Le groupe français de distribution Carrefour s'est enfoncé dans le rouge au premier semestre avec une perte nette de 249 millions d'euros et a abaissé son objectif annuel de résultat opérationnel courant, qu'il attend en baisse de 15% contre une hausse prévue auparavant.

Les analystes interrogés par Dow Jones Newswires tablaient sur un bénéfice en baisse de 62% à 31 millions d'euros.

Le résultat du premier semestre a été affecté par des charges non courantes de 884 millions d'euros, dont 516 millions d'euros de charges de dépréciations d'actifs, et par une charge d'impôts de 490 millions d'euros, dont 268 millions d'euros de provision exceptionnelle pour risque fiscal en Espagne, précise le groupe.

Sur les six premiers mois de 2010, Carrefour avait réalisé un bénéfice net de 97 millions d'euros, hors Dia, scindé, les activités en Thaïlande, cédées, et en tenant compte du retraitement des chiffres du Brésil suite à des irrégularités.

Hors éléments exceptionnels, le bénéfice net du groupe ressort à 153 millions d'euros.

Au premier semestre le résultat opérationnel courant a reculé de 22% à 772 millions d'euros, "reflétant principalement la sous-performance de la France, de la Grèce et de l'Italie", explique Carrefour.

Le numéro deux mondial du secteur avait prévenu en juillet qu'il s'attendait pour le premier semestre à une baisse de 23% à "environ 760 millions d'euros" de son résultat opérationnel courant.

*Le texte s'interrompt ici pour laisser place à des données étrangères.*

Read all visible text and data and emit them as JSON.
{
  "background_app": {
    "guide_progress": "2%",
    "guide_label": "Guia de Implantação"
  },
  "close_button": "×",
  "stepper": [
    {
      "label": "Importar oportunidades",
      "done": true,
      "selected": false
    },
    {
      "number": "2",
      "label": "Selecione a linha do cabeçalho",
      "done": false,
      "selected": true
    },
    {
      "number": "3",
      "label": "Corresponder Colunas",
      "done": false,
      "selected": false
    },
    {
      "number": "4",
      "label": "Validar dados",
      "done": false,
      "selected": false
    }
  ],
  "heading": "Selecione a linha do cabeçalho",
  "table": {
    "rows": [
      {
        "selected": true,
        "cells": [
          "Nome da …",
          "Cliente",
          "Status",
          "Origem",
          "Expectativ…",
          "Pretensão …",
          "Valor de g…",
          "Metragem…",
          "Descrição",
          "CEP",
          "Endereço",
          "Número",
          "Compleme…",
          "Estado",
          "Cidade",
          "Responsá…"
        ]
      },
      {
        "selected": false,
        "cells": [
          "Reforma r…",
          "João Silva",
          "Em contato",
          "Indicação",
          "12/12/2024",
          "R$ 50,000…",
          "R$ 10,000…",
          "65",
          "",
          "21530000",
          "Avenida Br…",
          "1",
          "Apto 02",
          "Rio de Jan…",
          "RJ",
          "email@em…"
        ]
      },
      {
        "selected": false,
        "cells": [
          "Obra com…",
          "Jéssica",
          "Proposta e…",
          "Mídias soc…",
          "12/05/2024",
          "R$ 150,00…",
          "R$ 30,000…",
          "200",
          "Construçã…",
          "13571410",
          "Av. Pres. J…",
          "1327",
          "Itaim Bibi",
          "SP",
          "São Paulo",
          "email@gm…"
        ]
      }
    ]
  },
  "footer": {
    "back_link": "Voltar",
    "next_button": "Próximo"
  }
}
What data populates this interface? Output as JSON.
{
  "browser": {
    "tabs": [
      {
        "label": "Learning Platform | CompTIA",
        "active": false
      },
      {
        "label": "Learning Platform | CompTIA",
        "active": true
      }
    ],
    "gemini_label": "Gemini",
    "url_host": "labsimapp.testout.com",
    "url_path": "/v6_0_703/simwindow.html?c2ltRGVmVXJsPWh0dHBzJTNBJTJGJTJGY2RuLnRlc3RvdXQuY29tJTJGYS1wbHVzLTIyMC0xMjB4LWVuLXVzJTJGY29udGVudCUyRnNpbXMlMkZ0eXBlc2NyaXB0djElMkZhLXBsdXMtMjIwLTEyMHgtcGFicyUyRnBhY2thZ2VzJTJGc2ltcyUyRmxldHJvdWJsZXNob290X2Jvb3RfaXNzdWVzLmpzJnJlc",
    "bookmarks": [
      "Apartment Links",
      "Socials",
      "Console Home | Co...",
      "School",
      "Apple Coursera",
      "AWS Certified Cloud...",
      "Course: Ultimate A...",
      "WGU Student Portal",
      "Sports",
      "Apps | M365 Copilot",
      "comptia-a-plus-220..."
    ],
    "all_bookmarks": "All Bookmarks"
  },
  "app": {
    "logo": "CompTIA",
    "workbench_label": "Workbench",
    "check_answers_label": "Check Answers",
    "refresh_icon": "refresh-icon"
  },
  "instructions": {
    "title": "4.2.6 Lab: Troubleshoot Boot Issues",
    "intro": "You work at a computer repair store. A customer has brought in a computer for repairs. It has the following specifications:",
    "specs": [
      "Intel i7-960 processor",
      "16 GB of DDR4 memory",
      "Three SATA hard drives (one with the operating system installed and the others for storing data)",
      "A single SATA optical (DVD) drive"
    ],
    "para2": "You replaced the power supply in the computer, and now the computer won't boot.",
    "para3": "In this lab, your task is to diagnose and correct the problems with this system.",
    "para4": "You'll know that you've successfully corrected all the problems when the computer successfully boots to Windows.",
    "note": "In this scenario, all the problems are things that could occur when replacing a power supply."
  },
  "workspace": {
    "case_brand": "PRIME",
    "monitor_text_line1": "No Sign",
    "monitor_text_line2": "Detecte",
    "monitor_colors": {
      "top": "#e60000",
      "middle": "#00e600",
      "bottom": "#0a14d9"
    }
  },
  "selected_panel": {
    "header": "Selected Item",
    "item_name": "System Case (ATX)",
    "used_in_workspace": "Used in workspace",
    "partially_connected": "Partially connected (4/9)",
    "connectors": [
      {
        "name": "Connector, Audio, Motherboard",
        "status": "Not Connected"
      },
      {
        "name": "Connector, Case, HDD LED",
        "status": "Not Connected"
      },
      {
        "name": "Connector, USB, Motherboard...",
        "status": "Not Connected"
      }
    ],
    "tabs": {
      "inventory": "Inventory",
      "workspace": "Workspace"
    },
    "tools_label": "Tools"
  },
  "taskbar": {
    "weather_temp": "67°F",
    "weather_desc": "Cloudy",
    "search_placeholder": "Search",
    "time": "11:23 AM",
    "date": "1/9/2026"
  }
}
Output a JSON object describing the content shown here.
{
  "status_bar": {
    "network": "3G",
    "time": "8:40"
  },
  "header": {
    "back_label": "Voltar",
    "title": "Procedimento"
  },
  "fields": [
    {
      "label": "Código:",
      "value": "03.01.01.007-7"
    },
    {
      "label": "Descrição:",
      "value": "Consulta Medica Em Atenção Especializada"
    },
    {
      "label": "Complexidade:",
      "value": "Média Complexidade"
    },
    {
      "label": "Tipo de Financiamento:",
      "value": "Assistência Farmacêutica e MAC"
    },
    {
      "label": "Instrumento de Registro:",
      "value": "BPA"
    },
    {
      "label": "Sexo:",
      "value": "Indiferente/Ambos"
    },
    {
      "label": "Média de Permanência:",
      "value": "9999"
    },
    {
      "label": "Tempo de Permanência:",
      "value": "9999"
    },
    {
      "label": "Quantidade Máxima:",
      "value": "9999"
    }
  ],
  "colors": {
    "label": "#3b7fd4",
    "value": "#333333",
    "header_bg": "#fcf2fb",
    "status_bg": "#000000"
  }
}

"Carrefour a enregistré une croissance de ses ventes au premier semestre 2011, portée par les marchés émergents, mais les résultats n’ont pas été satisfaisants, avec une performance décevante de la France et d’importantes charges non courantes", selon le PDG du groupe, Lars Olofsson, cité dans le communiqué.

"Dans ce contexte, tout en poursuivant notre +plan de transformation+, nous avons défini une nouvelle feuille de route visant à déployer une nouvelle stratégie commerciale en France pour regagner compétitivité et trafic dans nos hypermarchés et nous adapter à un environnement économique de plus en plus difficile", indique-t-il.